"Better a fallen rocket than never a burst of light."
~ Tom Stoppard, The Invention of Love

Tuesday, October 18, 2016

Relationship Spotlight: Josh Chan & Rebecca Bunch (Crazy Ex-Girlfriend)


Crazy Ex-Girlfriend’s love triangle is interesting to me because, with either Rebecca/Josh or Rebecca/Greg, both participants are at present definitely wrong for each other, but in my opinion, either could be very right given some growth on the part of the characters in question.  We’re looking at Rebecca with Josh today, but I’ll also cover her and Greg before the show starts up again this Friday (some spoilers.)



Starting with the major elephant in the room:  at the moment, Rebecca and Josh should not be together because she’s obsessed with and has been stalking him and that’s not healthy for either one of them.  Instead of a person, Josh has become a symbol to Rebecca, a perfect specimen of perfect love that will “fix” her life.  She can’t see him objectively, because really, she’s not seeing him at all.  She’s only seeing the role she’s assigned for him in her head.  Meanwhile, Josh doesn’t know who Rebecca really is, either, because she spends so much of the first season hiding her “crazy” from him and trying to be the sort of person she thinks he would want.  Josh is working under the assumption that Rebecca grew out of her “dramatic and weird” tendencies after summer camp and has no idea of the heavy stuff Rebecca struggles with.



As such, any relationship between them hinges on both learning to see the other as they actually are.  Rebecca has to stop idealizing Josh and start to get comfortable letting him see the real her, and once Josh sees that, he has to recognize that a relationship doesn’t have to be “easy” to be worth it.  After an initial, major flame-out on a relationship attempt (because their issues and this disconnect between fantasy/appearance and reality will seriously mess things up, and that’s assuming everything doesn’t immediately crash and burn the instant season 2 starts,) I think it’d be cool to see them learning to be a couple as they really are instead of as each perceives the other to be.  Online, I see Rebecca/Greg shippers predicting that, when Rebecca learns to see Josh not through her infatuation-tinted lenses, she’ll realize that he’s wrong for her and that’s when she’s wind up with Greg.  Personally, though, I’m rooting for Rebecca/Josh in part because I think there’s a neat story to be told in forging a stronger, deeper relationship after the imagined perfection has been swept away.  (Granted, this would be way down the line – again, issues.)

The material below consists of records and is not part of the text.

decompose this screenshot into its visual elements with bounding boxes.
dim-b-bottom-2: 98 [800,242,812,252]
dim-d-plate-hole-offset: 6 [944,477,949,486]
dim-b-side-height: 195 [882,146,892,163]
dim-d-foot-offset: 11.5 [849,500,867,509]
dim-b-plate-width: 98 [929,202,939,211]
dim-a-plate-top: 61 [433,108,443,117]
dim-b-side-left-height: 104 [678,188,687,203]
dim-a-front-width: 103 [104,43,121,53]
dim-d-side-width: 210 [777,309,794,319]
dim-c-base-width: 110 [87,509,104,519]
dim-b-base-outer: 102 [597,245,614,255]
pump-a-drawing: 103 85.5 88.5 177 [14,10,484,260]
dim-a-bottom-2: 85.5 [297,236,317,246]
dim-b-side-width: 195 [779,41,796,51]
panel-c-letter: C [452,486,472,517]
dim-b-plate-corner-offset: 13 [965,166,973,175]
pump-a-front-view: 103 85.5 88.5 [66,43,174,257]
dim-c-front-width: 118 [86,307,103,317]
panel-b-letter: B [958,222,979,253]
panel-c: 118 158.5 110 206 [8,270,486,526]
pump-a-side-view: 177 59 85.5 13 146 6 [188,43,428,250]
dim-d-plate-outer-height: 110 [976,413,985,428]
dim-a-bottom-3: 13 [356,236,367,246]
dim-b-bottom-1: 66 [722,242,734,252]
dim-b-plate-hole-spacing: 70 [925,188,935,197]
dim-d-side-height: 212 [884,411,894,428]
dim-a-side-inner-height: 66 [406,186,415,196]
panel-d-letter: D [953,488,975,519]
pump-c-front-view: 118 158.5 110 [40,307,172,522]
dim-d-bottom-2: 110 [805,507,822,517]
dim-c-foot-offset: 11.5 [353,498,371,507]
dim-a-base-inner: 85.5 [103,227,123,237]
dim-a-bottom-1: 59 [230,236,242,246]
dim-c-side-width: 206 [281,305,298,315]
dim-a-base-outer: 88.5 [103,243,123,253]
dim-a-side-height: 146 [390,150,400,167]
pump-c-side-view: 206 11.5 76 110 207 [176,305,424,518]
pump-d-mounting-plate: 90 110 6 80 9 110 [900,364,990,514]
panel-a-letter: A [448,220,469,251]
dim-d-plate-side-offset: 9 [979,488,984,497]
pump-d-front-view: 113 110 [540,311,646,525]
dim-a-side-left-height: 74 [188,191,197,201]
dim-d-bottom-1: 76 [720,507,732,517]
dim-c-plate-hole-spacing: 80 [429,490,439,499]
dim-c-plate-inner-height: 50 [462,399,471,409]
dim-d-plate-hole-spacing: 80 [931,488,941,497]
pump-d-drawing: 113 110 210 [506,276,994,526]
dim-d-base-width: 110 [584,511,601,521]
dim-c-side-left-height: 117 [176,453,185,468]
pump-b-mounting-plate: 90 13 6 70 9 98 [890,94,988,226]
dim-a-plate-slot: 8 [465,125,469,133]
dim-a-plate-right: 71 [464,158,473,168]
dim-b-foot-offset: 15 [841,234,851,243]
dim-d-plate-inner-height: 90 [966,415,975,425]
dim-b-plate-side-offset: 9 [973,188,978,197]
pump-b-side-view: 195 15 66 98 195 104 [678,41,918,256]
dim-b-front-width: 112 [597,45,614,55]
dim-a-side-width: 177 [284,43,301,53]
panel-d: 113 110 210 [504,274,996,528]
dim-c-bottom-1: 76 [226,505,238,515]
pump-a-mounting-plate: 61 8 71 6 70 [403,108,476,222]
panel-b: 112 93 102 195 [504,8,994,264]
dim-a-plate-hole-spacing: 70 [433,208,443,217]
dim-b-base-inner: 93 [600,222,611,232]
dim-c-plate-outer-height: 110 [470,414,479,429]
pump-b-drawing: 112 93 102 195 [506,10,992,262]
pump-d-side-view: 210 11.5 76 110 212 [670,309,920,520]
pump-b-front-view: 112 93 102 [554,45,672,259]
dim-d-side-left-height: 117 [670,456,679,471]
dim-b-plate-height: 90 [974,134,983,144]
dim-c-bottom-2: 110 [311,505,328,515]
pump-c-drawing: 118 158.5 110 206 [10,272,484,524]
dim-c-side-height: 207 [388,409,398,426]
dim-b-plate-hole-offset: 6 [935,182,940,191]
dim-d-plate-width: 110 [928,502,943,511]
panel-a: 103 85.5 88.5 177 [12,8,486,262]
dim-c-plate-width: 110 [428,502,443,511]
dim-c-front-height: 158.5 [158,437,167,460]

So why, for me, are Josh and Rebecca worth the hard work it would take to be together?  I have two major reasons.  The first is fairly basic, but I still think it’s important; they simply seem to enjoy one another so much.  Over the course of the first season, we see them hanging out a ton, making each other laugh, helping each other out, and just having fun together.  One of the first scenes that comes to mind when I think of Rebecca/Josh in a romantic context is their adorable dancing in “California Christmastime,” because they both look like they’re having such a blast.  My second reason is that I love how they build each other up and believe the best in one another.  On the surface, Josh is cool and confident, but he has his insecurities like any other character on the show, and he places so much value on the fact that Rebecca believes in him.  And so often, when Rebecca has been self-doubting or self-berating, just when she thinks she’s lost her last shot with Josh, he responds with kindness and understanding.  Although this aspect of their relationship would change a little once they start relating to one another in a more clear-eyed manner – Rebecca wouldn’t have the same dreamy adoration for Josh, and Josh would have to contend with the full extent of Rebecca’s insecurities – but I think the core of it would remain the same, which is something both of them need.